Help relieve hunger.

The Challenges

Widespread Food Insecurity

One in three families is food insecure and one in every two people need urgent humanitarian assistance

Crisis Levels of Malnutrition

Nearly one-half million children suffer from acute malnutrition in the Lake Chad region—the vast majority of them in northeast Nigeria

Famine Potential

Less accessible areas of northeast Nigeria, particularly Borno State, are at risk of potential famine conditions

Our Response

International Medical Corps is responding to the nutrition, food security, water, hygiene and sanitation, and protection needs of conflict-affected communities in northeast Nigeria, including the internally displaced and host community members. This includes distributing food to an estimated 176,000 people in Borno State as well as making treatment for malnutrition available in conflict-affected communities. We also train local people to serve as community health volunteers and community health extension workers to screen children for malnutrition, administer treatment (ready-to-use therapeutic food), and follow-up on their progress.

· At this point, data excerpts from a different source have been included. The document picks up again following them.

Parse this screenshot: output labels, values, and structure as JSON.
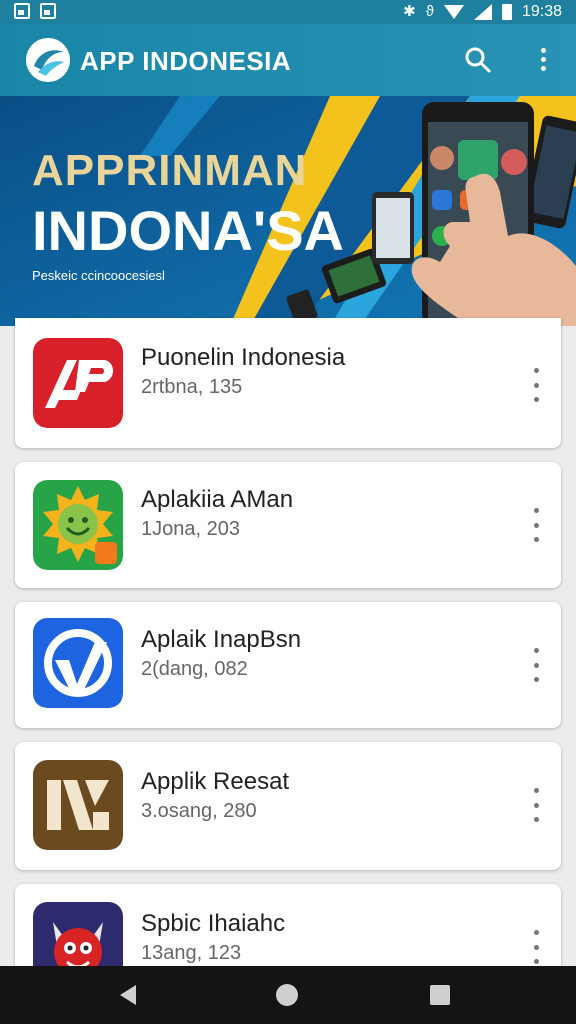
{
  "status_bar": {
    "time": "19:38"
  },
  "app_bar": {
    "title": "APP INDONESIA"
  },
  "banner": {
    "line1": "APPRINMAN",
    "line2": "INDONA'SA",
    "line3": "Peskeic ccincoocesiesl"
  },
  "apps": [
    {
      "name": "Puonelin Indonesia",
      "meta": "2rtbna, 135",
      "icon": "ap-red-icon"
    },
    {
      "name": "Aplakiia AMan",
      "meta": "1Jona, 203",
      "icon": "green-sun-face-icon"
    },
    {
      "name": "Aplaik InapBsn",
      "meta": "2(dang, 082",
      "icon": "blue-arrow-icon"
    },
    {
      "name": "Applik Reesat",
      "meta": "3.osang, 280",
      "icon": "brown-letters-icon"
    },
    {
      "name": "Spbic Ihaiahc",
      "meta": "13ang, 123",
      "icon": "red-mascot-icon"
    }
  ],
  "colors": {
    "primary": "#1f86a7",
    "banner_blue": "#0c5e98",
    "banner_yellow": "#f4c21c",
    "nav_bar": "#141414"
  }
}
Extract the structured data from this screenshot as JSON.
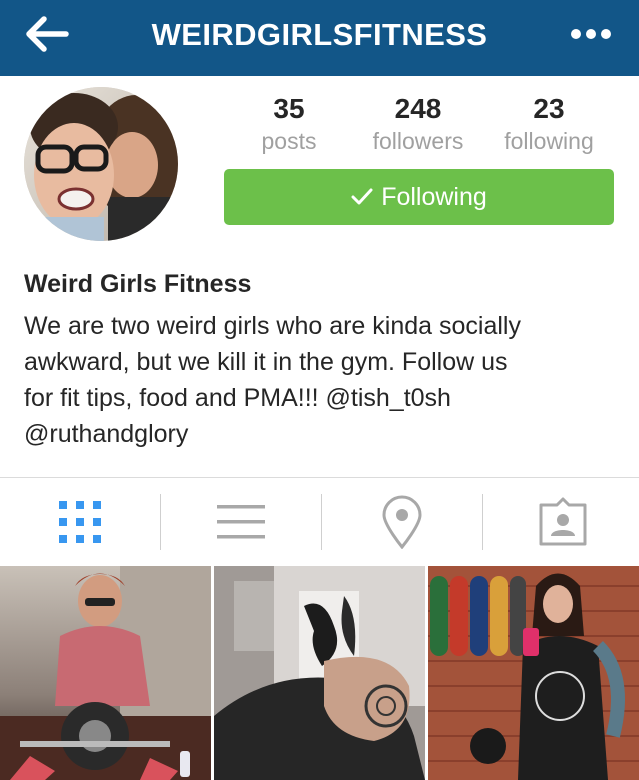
{
  "header": {
    "title": "WEIRDGIRLSFITNESS",
    "bar_color": "#125688",
    "back_icon": "arrow-left-icon",
    "more_icon": "more-dots-icon"
  },
  "profile": {
    "stats": [
      {
        "value": "35",
        "label": "posts"
      },
      {
        "value": "248",
        "label": "followers"
      },
      {
        "value": "23",
        "label": "following"
      }
    ],
    "follow_button": {
      "label": "Following",
      "color": "#6cc04a",
      "icon": "checkmark-icon"
    },
    "name": "Weird Girls Fitness",
    "bio_lines": [
      "We are two weird girls who are kinda socially",
      "awkward, but we kill it in the gym. Follow us",
      "for fit tips, food and PMA!!! @tish_t0sh",
      "@ruthandglory"
    ]
  },
  "tabs": [
    {
      "name": "grid-view",
      "icon": "grid-icon",
      "active": true,
      "color": "#3897f0"
    },
    {
      "name": "list-view",
      "icon": "list-icon",
      "active": false
    },
    {
      "name": "map-view",
      "icon": "location-pin-icon",
      "active": false
    },
    {
      "name": "tagged-view",
      "icon": "tagged-photos-icon",
      "active": false
    }
  ],
  "posts": [
    "post-photo-1",
    "post-photo-2",
    "post-photo-3"
  ]
}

In Cameroon, International Medical Corps is delivering emergency medical, nutrition, and mental health care services to Nigerian refugees in Minawao camp. International Medical Corps also provides gender-based violence and child protection prevention and response activities for women, girls, and boys in the camp, which is home to some 56,000 Nigerian refugees. International Medical Corps also responds to the needs of Cameroonians displaced by ongoing violence in the Far North Region of the country with medical care, nutrition services, disease surveillance, gender-based violence and protection activities, and water and sanitation.

In Chad, International Medical Corps collaborates with the Ministry of Health to provide health centers with primary health care, maternal health, and nutrition support to over 20 health facilities in the Lac Region, where Boko Haram attacks continue to compromise the well-being of local communities. This includes managing the nutrition stabilization center at Bagasola Hospital and offering medical and nutrition services to Nigerian refugees in in Dar es Salam camp.